At a time of exceptional economic and financial uncertainty, banks are also having to respond to funding pressures, significant infrastructure costs, declining financial returns, extra-territorial regulatory demands, new consumer credit protection laws and reputational risks. Regulatory change in general, and the Basel III framework in particular, is driving and shaping many of the response choices being made by banks.
The liquidity and capital consequences of these changes cannot be ignored.
A new report produced by KPMG’s Global Financial Services Risk and Regulatory Centre of Excellence crystallises many of these issues. The paper, Liquidity: a bigger challenge than capital, concentrates on the new liquidity ratios proposed by the Basel Committee on Banking Supervision. The paper reaches several important conclusions.

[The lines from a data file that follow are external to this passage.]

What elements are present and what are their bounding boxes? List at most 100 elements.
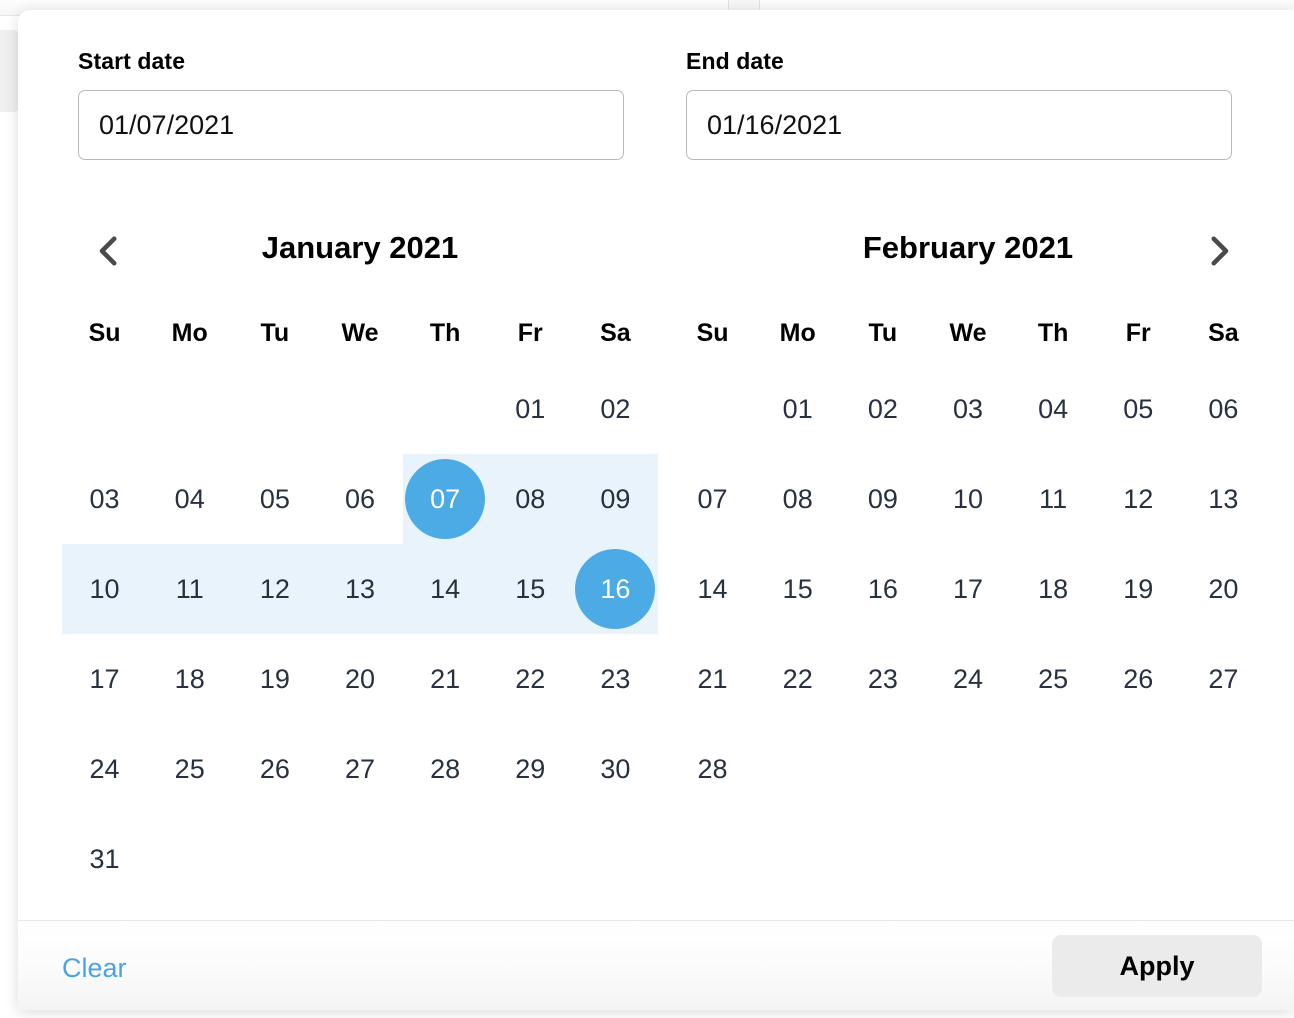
day-cell[interactable]: 18 <box>1011 544 1096 634</box>
day-cell[interactable]: 16 <box>840 544 925 634</box>
day-label <box>1098 729 1178 809</box>
day-label <box>758 729 838 809</box>
weekday-tu: Tu <box>260 319 290 347</box>
day-cell[interactable]: 14 <box>403 544 488 634</box>
day-label: 22 <box>515 663 546 694</box>
day-cell[interactable]: 04 <box>1011 364 1096 454</box>
day-cell[interactable]: 24 <box>925 634 1010 724</box>
day-cell[interactable]: 08 <box>488 454 573 544</box>
day-cell[interactable]: 26 <box>232 724 317 814</box>
day-cell[interactable]: 21 <box>670 634 755 724</box>
day-cell[interactable]: 04 <box>147 454 232 544</box>
day-cell[interactable]: 15 <box>488 544 573 634</box>
day-cell[interactable]: 20 <box>1181 544 1266 634</box>
day-cell-empty <box>232 364 317 454</box>
weekday-su: Su <box>696 319 729 347</box>
end-date-input[interactable] <box>686 90 1232 160</box>
week-row: 07 08 09 10 11 12 13 <box>670 454 1266 544</box>
start-date-input[interactable] <box>78 90 624 160</box>
day-label: 11 <box>175 573 204 604</box>
chevron-right-icon[interactable] <box>1198 230 1240 272</box>
day-cell[interactable]: 03 <box>62 454 147 544</box>
weekday-we: We <box>949 319 987 347</box>
day-cell[interactable]: 13 <box>317 544 402 634</box>
day-label: 17 <box>952 573 983 604</box>
day-label: 04 <box>174 483 205 514</box>
day-cell[interactable]: 10 <box>62 544 147 634</box>
day-label: 15 <box>782 573 813 604</box>
day-cell[interactable]: 09 <box>840 454 925 544</box>
day-cell[interactable]: 03 <box>925 364 1010 454</box>
day-cell[interactable]: 15 <box>755 544 840 634</box>
day-label: 10 <box>952 483 983 514</box>
day-cell[interactable]: 28 <box>403 724 488 814</box>
day-label: 12 <box>259 573 290 604</box>
day-cell[interactable]: 28 <box>670 724 755 814</box>
day-cell[interactable]: 12 <box>1096 454 1181 544</box>
day-cell[interactable]: 25 <box>147 724 232 814</box>
day-cell[interactable]: 27 <box>317 724 402 814</box>
day-label: 05 <box>1123 393 1154 424</box>
day-label: 25 <box>1038 663 1069 694</box>
weekday-th: Th <box>1037 319 1069 347</box>
day-label: 06 <box>1208 393 1239 424</box>
day-cell[interactable]: 24 <box>62 724 147 814</box>
day-cell[interactable]: 07 <box>670 454 755 544</box>
day-cell[interactable]: 18 <box>147 634 232 724</box>
day-label: 13 <box>1208 483 1239 514</box>
weekday-mo: Mo <box>779 319 816 347</box>
day-cell[interactable]: 08 <box>755 454 840 544</box>
day-cell[interactable]: 11 <box>147 544 232 634</box>
clear-button[interactable]: Clear <box>62 953 127 984</box>
day-label: 17 <box>89 663 120 694</box>
day-cell[interactable]: 22 <box>755 634 840 724</box>
day-grid-february: 01 02 03 04 05 06 07 08 09 10 11 12 13 14 15 16 17 18 19 20… <box>670 364 1266 814</box>
day-cell[interactable]: 01 <box>488 364 573 454</box>
day-cell[interactable]: 20 <box>317 634 402 724</box>
day-cell[interactable]: 09 <box>573 454 658 544</box>
day-cell[interactable]: 31 <box>62 814 147 904</box>
day-label <box>320 369 400 449</box>
day-cell[interactable]: 12 <box>232 544 317 634</box>
day-cell[interactable]: 14 <box>670 544 755 634</box>
day-label: 15 <box>515 573 546 604</box>
day-cell[interactable]: 02 <box>840 364 925 454</box>
day-cell-empty <box>573 814 658 904</box>
calendars-container: January 2021 Su Mo Tu We Th Fr Sa 01 02 03… <box>18 206 1294 920</box>
day-cell[interactable]: 26 <box>1096 634 1181 724</box>
day-cell-empty <box>488 814 573 904</box>
day-cell[interactable]: 16 <box>573 544 658 634</box>
day-cell[interactable]: 27 <box>1181 634 1266 724</box>
apply-button[interactable]: Apply <box>1052 935 1262 997</box>
day-label: 03 <box>89 483 120 514</box>
day-label: 14 <box>697 573 728 604</box>
day-label: 04 <box>1038 393 1069 424</box>
day-cell[interactable]: 17 <box>62 634 147 724</box>
day-cell[interactable]: 23 <box>573 634 658 724</box>
week-row: 28 <box>670 724 1266 814</box>
day-label: 24 <box>952 663 983 694</box>
day-cell[interactable]: 23 <box>840 634 925 724</box>
day-cell[interactable]: 02 <box>573 364 658 454</box>
day-label: 01 <box>782 393 813 424</box>
day-cell[interactable]: 25 <box>1011 634 1096 724</box>
day-label <box>65 369 145 449</box>
day-cell-empty <box>840 724 925 814</box>
day-cell[interactable]: 17 <box>925 544 1010 634</box>
day-cell[interactable]: 21 <box>403 634 488 724</box>
day-cell[interactable]: 05 <box>1096 364 1181 454</box>
day-cell[interactable]: 22 <box>488 634 573 724</box>
day-cell[interactable]: 06 <box>1181 364 1266 454</box>
day-cell[interactable]: 11 <box>1011 454 1096 544</box>
day-label: 27 <box>344 753 375 784</box>
day-cell[interactable]: 06 <box>317 454 402 544</box>
day-cell[interactable]: 05 <box>232 454 317 544</box>
day-cell[interactable]: 13 <box>1181 454 1266 544</box>
day-cell[interactable]: 10 <box>925 454 1010 544</box>
day-cell[interactable]: 29 <box>488 724 573 814</box>
day-cell[interactable]: 19 <box>1096 544 1181 634</box>
day-cell[interactable]: 01 <box>755 364 840 454</box>
day-cell[interactable]: 30 <box>573 724 658 814</box>
day-cell[interactable]: 19 <box>232 634 317 724</box>
day-cell[interactable]: 07 <box>403 454 488 544</box>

- Banks face high adjustment costs to satisfy the new liquidity ratios. Additional costs will emerge from the assembling and reporting of the necessary data, running stress and scenario tests and formulating recovery plans (already underway in some Australian banks).
- In many instances, satisfying liquidity requirements will hurt profitability, particularly from the need to hold more high quality but low yielding liquid assets on the balance sheet.
- Problems will be compounded because many banks will be making similar adjustments at the same time. Changes to business models and organisational structures will be the inevitable consequence in many cases.
Domestically, publication of the liquidity paper is a useful resource in preparing for the release of APRA’s final prudential standard on liquidity (APS 210).
Also at the local level, APRA has released two proposed reporting standards covering bank capital issues, ARS 110.0 Capital Adequacy and ARS 111.0 Fair Value. The final standards are planned to take effect from the start of 2013. Download KPMG’s explanation of these draft reporting standards.
APRA’s proposals also state that:
- most capital adjustments are to be made to Common Equity Tier 1 capital (CET1) instead of the current deductions from Tier 1 or Tier 2 capital
- dividends declared in accordance with Australian Accounting Standards will be excluded from current year earnings and banks’ measurement of total capital
- assets held in a covered bond pool in excess of eight percent of a deposit taking institution’s assets in Australia will be deducted from CET1.
The main challenge arising from these proposals is to identify and understand the potential consequences of the changes, both intended and unintended. For some banks the requirement to report unrealised fair value gains separately from losses could challenge existing systems. It is also clear that the recognition of these gains/losses within Common Equity Tier 1 capital under the Basel III framework will mean increased regulatory focus on the fair value policies and procedures of banks, including their consistency with APS 111 requirements as well and the adequacy ICAAPs with respect to scenario testing.
For all banks there is still a lot of work to be done.